I think by implication we will recognize each other in heaven. You will know you you were married to. You will not be married in heaven as Jesus taught as marriage is a just a picture of the perfect relationship between Jesus and his church. That relationship will be fulfilled in heaven and we will all enjoy perfect interpersonal friendships. Yet, I think, we will no doubt know who we were married to on earth and be able to talk and reminisce on our marriage. The Christian friends we had on earth we will have in heaven too. Of course we will all be friends, but I think there will be opportunities to invite close friends over for dinner, or to enjoy a hike or listen to music. After all, Jesus himself had a closer, inner circle of good friends.
Not denial, but made perfect
Here is the big principle: Heaven is not a denial of God’s good creation, but the perfection or fulfilment of it. Friendship, culture, technology and work etc. will be continued in the Renewed Universe. Everything that was intended for humans in this creation will be achieved perfectly, without the rot of sin, in the re-creation.

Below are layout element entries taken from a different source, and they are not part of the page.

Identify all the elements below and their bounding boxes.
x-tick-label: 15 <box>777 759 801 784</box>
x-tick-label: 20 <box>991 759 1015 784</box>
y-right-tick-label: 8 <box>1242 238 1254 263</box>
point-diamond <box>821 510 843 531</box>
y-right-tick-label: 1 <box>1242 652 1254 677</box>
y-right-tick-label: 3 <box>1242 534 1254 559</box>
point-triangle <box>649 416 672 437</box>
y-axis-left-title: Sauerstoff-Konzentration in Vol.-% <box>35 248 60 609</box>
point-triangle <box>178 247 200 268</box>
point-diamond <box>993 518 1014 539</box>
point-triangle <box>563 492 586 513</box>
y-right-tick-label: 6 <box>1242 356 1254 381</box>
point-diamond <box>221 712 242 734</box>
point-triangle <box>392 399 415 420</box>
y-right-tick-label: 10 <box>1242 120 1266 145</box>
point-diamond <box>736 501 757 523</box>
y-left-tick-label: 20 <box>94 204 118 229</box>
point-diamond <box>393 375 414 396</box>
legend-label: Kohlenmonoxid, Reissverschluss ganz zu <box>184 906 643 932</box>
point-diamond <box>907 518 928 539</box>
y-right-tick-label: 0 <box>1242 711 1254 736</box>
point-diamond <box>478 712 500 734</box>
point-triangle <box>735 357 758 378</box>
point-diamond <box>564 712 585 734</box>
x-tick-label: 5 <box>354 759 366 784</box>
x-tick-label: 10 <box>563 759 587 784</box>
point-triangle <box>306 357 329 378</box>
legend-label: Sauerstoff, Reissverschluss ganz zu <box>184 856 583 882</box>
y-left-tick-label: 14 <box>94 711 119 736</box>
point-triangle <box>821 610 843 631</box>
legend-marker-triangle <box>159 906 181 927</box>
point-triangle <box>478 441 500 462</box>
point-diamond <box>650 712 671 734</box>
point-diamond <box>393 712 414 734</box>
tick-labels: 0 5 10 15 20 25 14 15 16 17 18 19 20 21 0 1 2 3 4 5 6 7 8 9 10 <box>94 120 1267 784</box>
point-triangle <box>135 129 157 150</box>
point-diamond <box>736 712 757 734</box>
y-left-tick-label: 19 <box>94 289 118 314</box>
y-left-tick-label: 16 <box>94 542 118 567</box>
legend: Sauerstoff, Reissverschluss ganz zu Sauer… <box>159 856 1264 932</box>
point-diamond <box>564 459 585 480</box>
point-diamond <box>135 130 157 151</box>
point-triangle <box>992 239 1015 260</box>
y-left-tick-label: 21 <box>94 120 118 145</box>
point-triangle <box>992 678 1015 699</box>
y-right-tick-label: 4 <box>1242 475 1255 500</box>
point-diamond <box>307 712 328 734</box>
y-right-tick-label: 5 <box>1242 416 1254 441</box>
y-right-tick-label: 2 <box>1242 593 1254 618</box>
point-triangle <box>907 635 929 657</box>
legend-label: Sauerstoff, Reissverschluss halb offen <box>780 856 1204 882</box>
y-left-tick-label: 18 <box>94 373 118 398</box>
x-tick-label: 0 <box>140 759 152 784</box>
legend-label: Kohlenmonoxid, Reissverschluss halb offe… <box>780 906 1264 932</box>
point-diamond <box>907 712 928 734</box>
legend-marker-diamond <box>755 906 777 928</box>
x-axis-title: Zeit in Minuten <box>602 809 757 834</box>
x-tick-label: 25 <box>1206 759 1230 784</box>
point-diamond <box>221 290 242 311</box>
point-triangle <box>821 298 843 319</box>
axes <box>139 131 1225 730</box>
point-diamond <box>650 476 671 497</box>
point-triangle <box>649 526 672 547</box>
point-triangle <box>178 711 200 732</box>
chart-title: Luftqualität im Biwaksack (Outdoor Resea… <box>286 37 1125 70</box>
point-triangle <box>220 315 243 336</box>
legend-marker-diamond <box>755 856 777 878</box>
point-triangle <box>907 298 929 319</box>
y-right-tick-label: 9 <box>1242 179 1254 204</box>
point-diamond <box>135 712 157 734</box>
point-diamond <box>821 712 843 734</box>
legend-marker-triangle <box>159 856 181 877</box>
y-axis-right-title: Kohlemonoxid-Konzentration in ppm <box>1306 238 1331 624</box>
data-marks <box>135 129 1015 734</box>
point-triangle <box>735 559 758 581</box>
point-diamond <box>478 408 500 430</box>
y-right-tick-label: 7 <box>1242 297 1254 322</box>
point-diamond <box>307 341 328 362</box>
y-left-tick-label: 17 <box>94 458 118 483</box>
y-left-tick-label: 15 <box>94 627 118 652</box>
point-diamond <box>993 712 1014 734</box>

The Renewed Universe is not dismembered souls floating in the clouds or memory-less bodies playing harps all day in the heavenly choir. No-one would look forward to that kind of heaven. In stark contrast to this, the Bible says the Renewed Universe is this creation reloaded and reworked without sin. It will be physical, geographical and real. We will have friends. We will enjoy sport, music and culture. We will go on hikes and climb mountains. We will work (work was initiated before the fall in Genesis 3). We will be with Jesus. No sin. No death. No deformity. No curse. Isaiah says that this is the vision we should hold before us.